I was telling my students today about my number one goal when I'm at a restaurant with my kids and one or more of them misbehaves. My goal is to not embarrass myself by my own actions. My daughter can spill her milk on my pants. That's fine. My calm reaction might even make me look like an awesome dad. If I react like a jerk, however, then I'm embarrassed and I have myself to blame.

I think that should apply to famous authors and pretty much anyone in the public eye. Others can try to embarrass you, or embarrassing things can happen to you, but it's your own action or reaction that kills your credibility.


----------



## Penpilot (Sep 9, 2014)

Well, that was unfortunate. IMHO, the author should have ignored the messages that bothered her and should have focused on the ones she wanted to answer and engage with.

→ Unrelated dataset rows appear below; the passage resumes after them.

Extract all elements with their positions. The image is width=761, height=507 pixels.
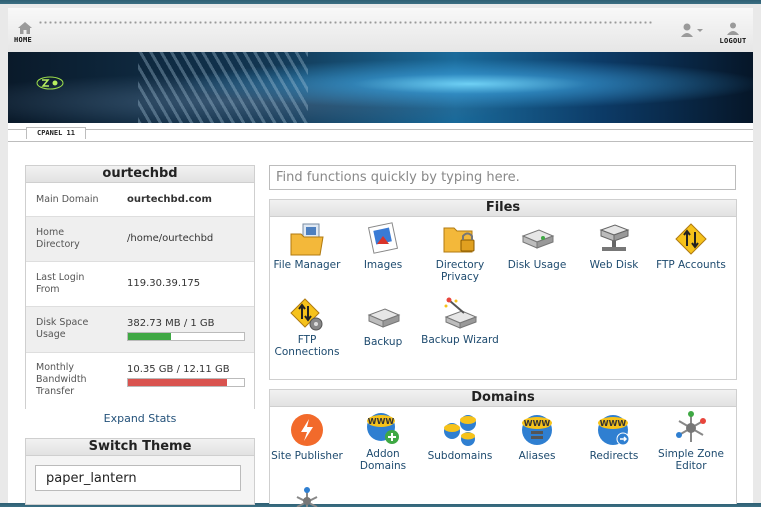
stat-value: 10.35 GB / 12.11 GB <box>127 364 230 375</box>
addon-domains-icon: WWW <box>367 413 399 444</box>
logout-button[interactable]: LOGOUT <box>716 22 750 48</box>
file-manager-icon <box>290 223 324 256</box>
ftp-connections-button[interactable]: FTP Connections <box>268 297 346 358</box>
backup-wizard-icon <box>444 297 478 329</box>
web-disk-button[interactable]: Web Disk <box>575 222 653 271</box>
item-label: FTP Accounts <box>656 259 726 271</box>
logout-label: LOGOUT <box>719 37 747 45</box>
item-label: Redirects <box>589 450 639 462</box>
stat-value: 119.30.39.175 <box>127 278 201 289</box>
stat-label: Home Directory <box>36 227 80 250</box>
simple-zone-editor-icon <box>676 411 706 442</box>
stat-label: Last Login From <box>36 272 85 295</box>
redirects-button[interactable]: WWW Redirects <box>575 413 653 462</box>
switch-theme-panel: Switch Theme paper_lantern <box>25 438 255 505</box>
version-label: CPANEL 11 <box>26 127 86 139</box>
account-name: ourtechbd <box>26 166 254 183</box>
top-bar: HOME LOGOUT <box>8 8 753 53</box>
item-label: Simple Zone Editor <box>658 448 724 472</box>
stat-value: 382.73 MB / 1 GB <box>127 318 215 329</box>
stat-label: Main Domain <box>36 194 99 205</box>
files-title: Files <box>270 200 736 217</box>
user-menu-icon[interactable] <box>680 23 706 37</box>
svg-text:WWW: WWW <box>524 419 551 428</box>
backup-wizard-button[interactable]: Backup Wizard <box>421 297 499 346</box>
item-label: Images <box>363 259 403 271</box>
stat-value: ourtechbd.com <box>127 194 212 205</box>
domains-group: Domains Site Publisher WWW Addon Domains <box>268 389 737 507</box>
stat-row-home-directory: Home Directory /home/ourtechbd <box>26 217 254 262</box>
switch-theme-title: Switch Theme <box>26 439 254 456</box>
logout-icon <box>727 22 739 35</box>
directory-privacy-button[interactable]: Directory Privacy <box>421 222 499 283</box>
stat-row-bandwidth: Monthly Bandwidth Transfer 10.35 GB / 12… <box>26 353 254 409</box>
item-label: Backup <box>363 336 403 348</box>
site-publisher-icon <box>291 414 323 446</box>
stats-panel: ourtechbd Main Domain ourtechbd.com Home… <box>25 165 255 409</box>
header-banner <box>8 52 753 123</box>
cpanel-window: HOME LOGOUT CPANEL 11 ourtechbd Main Dom… <box>8 8 753 507</box>
subdomains-button[interactable]: Subdomains <box>421 413 499 462</box>
bandwidth-bar-fill <box>128 379 228 386</box>
ftp-accounts-icon <box>675 223 707 255</box>
home-button[interactable]: HOME <box>14 22 44 48</box>
disk-usage-bar-fill <box>128 333 172 340</box>
more-domains-tool-button[interactable] <box>268 487 346 507</box>
item-label: File Manager <box>273 259 341 271</box>
ftp-accounts-button[interactable]: FTP Accounts <box>652 222 730 271</box>
version-bar: CPANEL 11 <box>8 123 753 142</box>
svg-text:WWW: WWW <box>600 419 627 428</box>
version-divider <box>8 129 753 130</box>
svg-text:WWW: WWW <box>368 417 395 426</box>
disk-usage-icon <box>521 229 555 249</box>
directory-privacy-icon <box>443 227 475 253</box>
files-group: Files File Manager Images Directory Priv… <box>269 199 737 380</box>
domains-title: Domains <box>270 390 736 407</box>
site-publisher-button[interactable]: Site Publisher <box>268 413 346 462</box>
item-label: Site Publisher <box>271 450 343 462</box>
network-tool-icon <box>296 487 318 507</box>
stat-label: Monthly Bandwidth Transfer <box>36 362 87 397</box>
item-label: FTP Connections <box>274 334 340 358</box>
stat-value: /home/ourtechbd <box>127 233 214 244</box>
backup-button[interactable]: Backup <box>344 303 422 348</box>
redirects-icon: WWW <box>598 415 630 446</box>
disk-usage-bar <box>127 332 245 341</box>
item-label: Web Disk <box>589 259 639 271</box>
expand-stats-link[interactable]: Expand Stats <box>25 412 255 425</box>
stat-row-last-login: Last Login From 119.30.39.175 <box>26 262 254 307</box>
aliases-button[interactable]: WWW Aliases <box>498 413 576 462</box>
item-label: Backup Wizard <box>421 334 499 346</box>
web-disk-icon <box>599 224 630 251</box>
images-button[interactable]: Images <box>344 222 422 271</box>
home-label: HOME <box>14 36 33 44</box>
stats-rows: Main Domain ourtechbd.com Home Directory… <box>26 183 254 409</box>
bandwidth-bar <box>127 378 245 387</box>
item-label: Aliases <box>518 450 556 462</box>
file-manager-button[interactable]: File Manager <box>268 222 346 271</box>
stat-label: Disk Space Usage <box>36 317 89 340</box>
images-icon <box>367 222 399 254</box>
item-label: Directory Privacy <box>435 259 485 283</box>
ftp-connections-icon <box>290 298 323 331</box>
item-label: Subdomains <box>427 450 493 462</box>
top-bar-dots <box>38 21 653 24</box>
item-label: Disk Usage <box>507 259 567 271</box>
item-label: Addon Domains <box>359 448 407 472</box>
stat-row-disk-space: Disk Space Usage 382.73 MB / 1 GB <box>26 307 254 353</box>
disk-usage-button[interactable]: Disk Usage <box>498 222 576 271</box>
subdomains-icon <box>444 415 476 446</box>
home-icon <box>18 22 32 34</box>
stat-row-main-domain: Main Domain ourtechbd.com <box>26 183 254 217</box>
site-logo-icon <box>36 76 64 90</box>
addon-domains-button[interactable]: WWW Addon Domains <box>344 411 422 472</box>
function-search-input[interactable]: Find functions quickly by typing here. <box>269 165 736 190</box>
theme-select[interactable]: paper_lantern <box>35 465 241 491</box>
backup-icon <box>367 308 401 328</box>
simple-zone-editor-button[interactable]: Simple Zone Editor <box>652 411 730 472</box>
aliases-icon: WWW <box>522 415 552 445</box>
banner-cables <box>138 52 308 123</box>
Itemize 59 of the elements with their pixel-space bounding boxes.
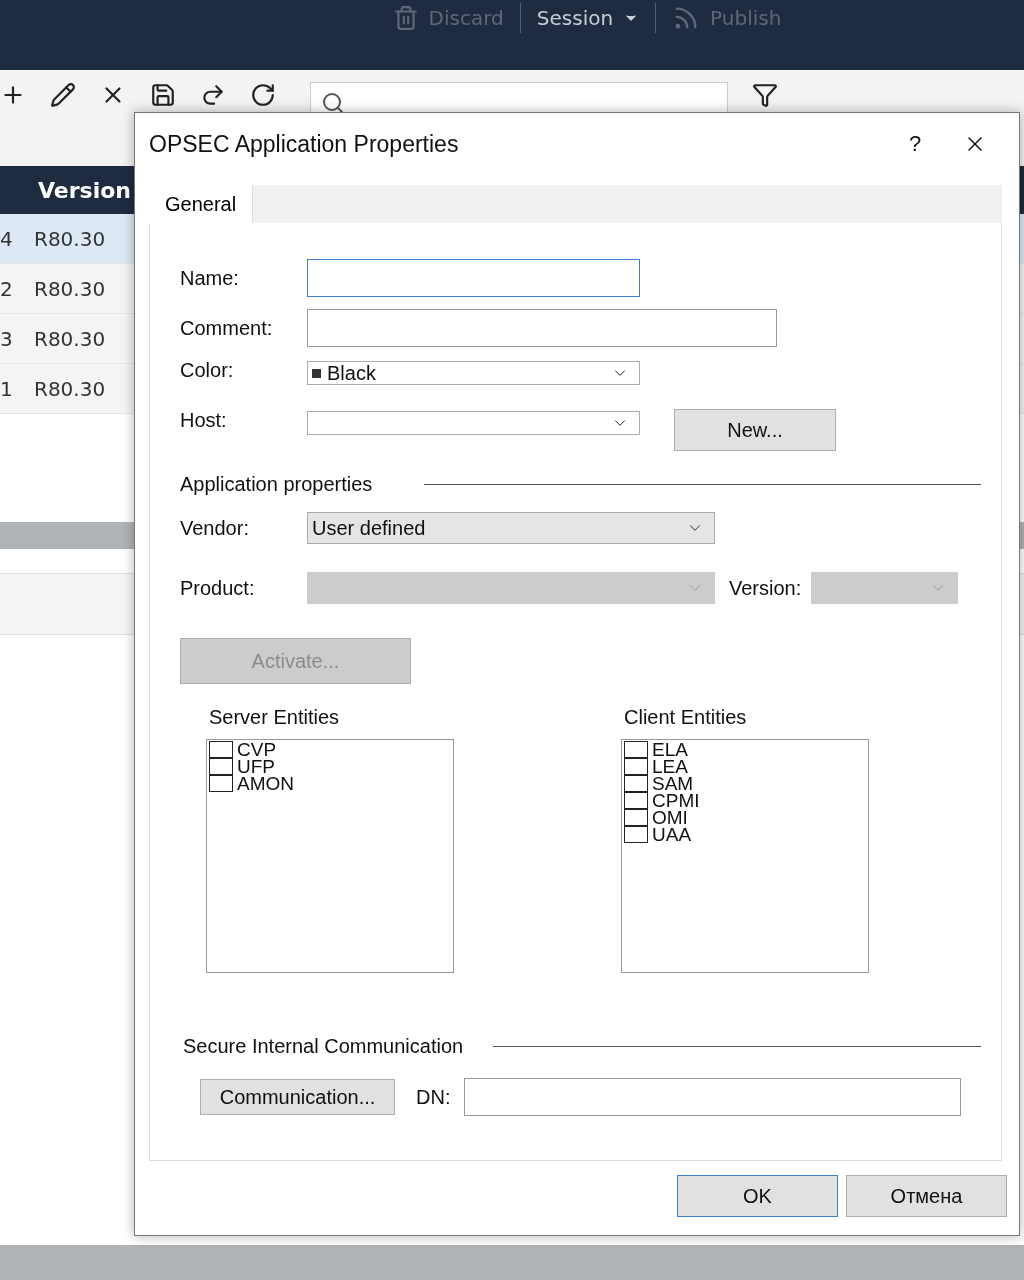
column-header[interactable]: Version <box>0 177 131 203</box>
pencil-icon[interactable] <box>50 82 76 108</box>
table-cell-text: 1 <box>0 376 14 401</box>
filter-icon[interactable] <box>752 82 778 108</box>
table-cell-text: 2 <box>0 276 14 301</box>
table-cell-text: R80.30 <box>34 326 107 351</box>
checkbox-label: CPMI <box>652 792 700 809</box>
section-title: Secure Internal Communication <box>183 1035 464 1058</box>
cancel-button[interactable]: Отмена <box>846 1175 1007 1217</box>
dn-field[interactable] <box>464 1078 962 1116</box>
field-label: Host: <box>180 409 228 432</box>
checkbox[interactable] <box>624 758 648 775</box>
field-label: DN: <box>416 1085 451 1109</box>
tab[interactable]: General <box>149 185 254 223</box>
table-cell-text: 4 <box>0 226 14 251</box>
help-button[interactable]: ? <box>885 130 945 158</box>
checkbox[interactable] <box>624 775 648 792</box>
vendor-select[interactable]: User defined <box>307 512 715 544</box>
search-icon <box>321 91 345 115</box>
new-button[interactable]: New... <box>674 409 836 451</box>
text-field[interactable] <box>307 259 640 297</box>
table-cell-text: 3 <box>0 326 14 351</box>
text-field[interactable] <box>307 309 777 347</box>
field-label: Name: <box>180 266 240 290</box>
table-cell-text: R80.30 <box>34 276 107 301</box>
checkbox-label: AMON <box>237 775 294 792</box>
section-title: Application properties <box>180 473 373 496</box>
session-button[interactable]: Session <box>520 0 656 36</box>
table-cell-text: R80.30 <box>34 376 107 401</box>
checkbox[interactable] <box>209 775 233 792</box>
field-label: Vendor: <box>180 516 250 540</box>
checkbox-label: ELA <box>652 741 688 758</box>
checkbox-label: UAA <box>652 826 692 843</box>
redo-icon[interactable] <box>200 82 226 108</box>
checkbox[interactable] <box>624 741 648 758</box>
checkbox[interactable] <box>624 809 648 826</box>
ok-button[interactable]: OK <box>677 1175 838 1217</box>
table-cell-text: R80.30 <box>34 226 107 251</box>
checkbox[interactable] <box>209 741 233 758</box>
checkbox[interactable] <box>209 758 233 775</box>
field-label: Product: <box>180 576 256 600</box>
communication-button[interactable]: Communication... <box>200 1079 395 1115</box>
checkbox-label: UFP <box>237 758 275 775</box>
list-title: Server Entities <box>209 706 341 729</box>
checkbox-label: OMI <box>652 809 688 826</box>
trash-icon <box>392 5 419 31</box>
checkbox-label: CVP <box>237 741 277 758</box>
checkbox-label: LEA <box>652 758 688 775</box>
checkbox-label: SAM <box>652 775 694 792</box>
field-label: Version: <box>729 576 802 600</box>
refresh-icon[interactable] <box>250 82 276 108</box>
color-select[interactable]: Black <box>307 361 640 385</box>
list-title: Client Entities <box>624 706 748 729</box>
dialog-title: OPSEC Application Properties <box>149 130 460 158</box>
save-icon[interactable] <box>150 82 176 108</box>
field-label: Color: <box>180 359 235 382</box>
field-label: Comment: <box>180 316 274 340</box>
checkbox[interactable] <box>624 826 648 843</box>
checkbox[interactable] <box>624 792 648 809</box>
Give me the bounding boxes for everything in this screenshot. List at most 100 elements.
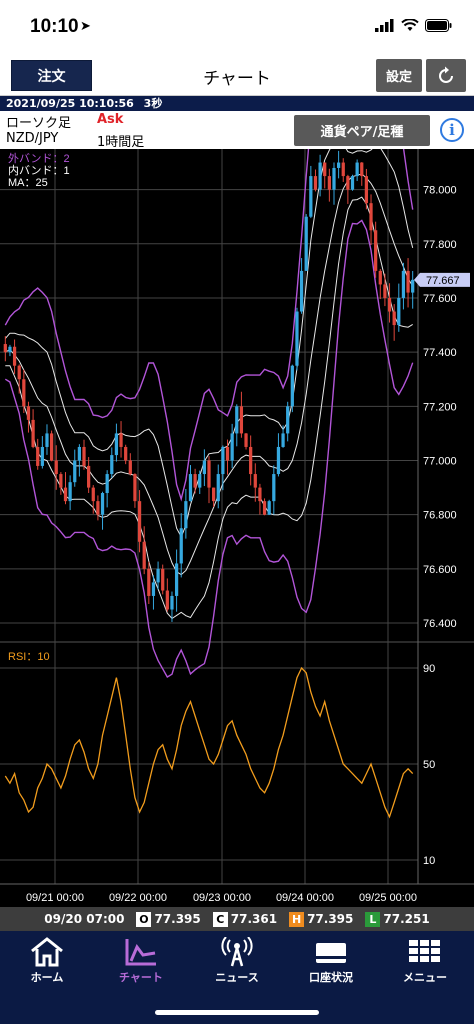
candle-body [165,590,169,610]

Every person that has fans will always have zealous fans among them wanting a minute of time. It may be annoying, but these fans care. That's why they're posting and trying to engage. If you can't spare the time, then you can't. But don't EVER lose your cool, at least not in public. It's a no win situation if you do.

Brandon Sanderson keeps a file of answers that he's given to various questions over the course of his career. When ever a question comes up that he's answered before, he or his assistant simply cuts and pasts the answer in. Problem solved. No more having to answer the same questions over and over.


----------



## Steerpike (Sep 9, 2014)

Read the comments here for an epic example of how not to respond to a bad review in social media and/or comments:

TidBITS: FunBITS: Bears in Boats Fighting Crime


----------



## T.Allen.Smith (Sep 9, 2014)

Haha... I read that on Wendig's twitter feed. It's ludicrous & delusional to the point I almost (I repeat almost) felt bad.


----------



## Chilari (Sep 10, 2014)

Steerpike said:


> Read the comments here for an epic example of how not to respond to a bad review in social media and/or comments:
> 
> TidBITS: FunBITS: Bears in Boats Fighting Crime



Didn't that get posted the other day? I've seen it linked a lot anyway. I love reading about things like this, it's entertaining to watch the delusion.


----------



## Ryan_Crown (Sep 10, 2014)

Wow, that has to be the craziest comment thread I've ever read. As I was scanning through the first series of comments, I thought it was a joke at first, because surely no one would really comment on their comment on their comment over and over like that.

And I have to say, for me this is a case where I don't care how good the writer's work might be (and from the samples of text I read, he's not that good), if you as an author show that level of arrogance and elitist mindset, you've killed any interest I might have in reading your work. Defending your work is fine, but that just takes it to a ridiculous level.

As far as social media in general goes, I'll admit this has always been an area of slight discomfort for me. Having seen the level of nastiness that people can sink to in a comment thread (especially if it's one where you can post anonymously), I've always wondered if it's really worth it to try and engage with your fans on social media, versus just putting your books out and letting your writing speak for itself (not that I see myself becoming well-known enough for it to matter, but crazier things have happened).


----------



## Steerpike (Sep 10, 2014)

There was an article about that particular post in The Guardian. Someone purporting to be the author, Harper, has also made long, rambling posts in comments to the Guardian article.


----------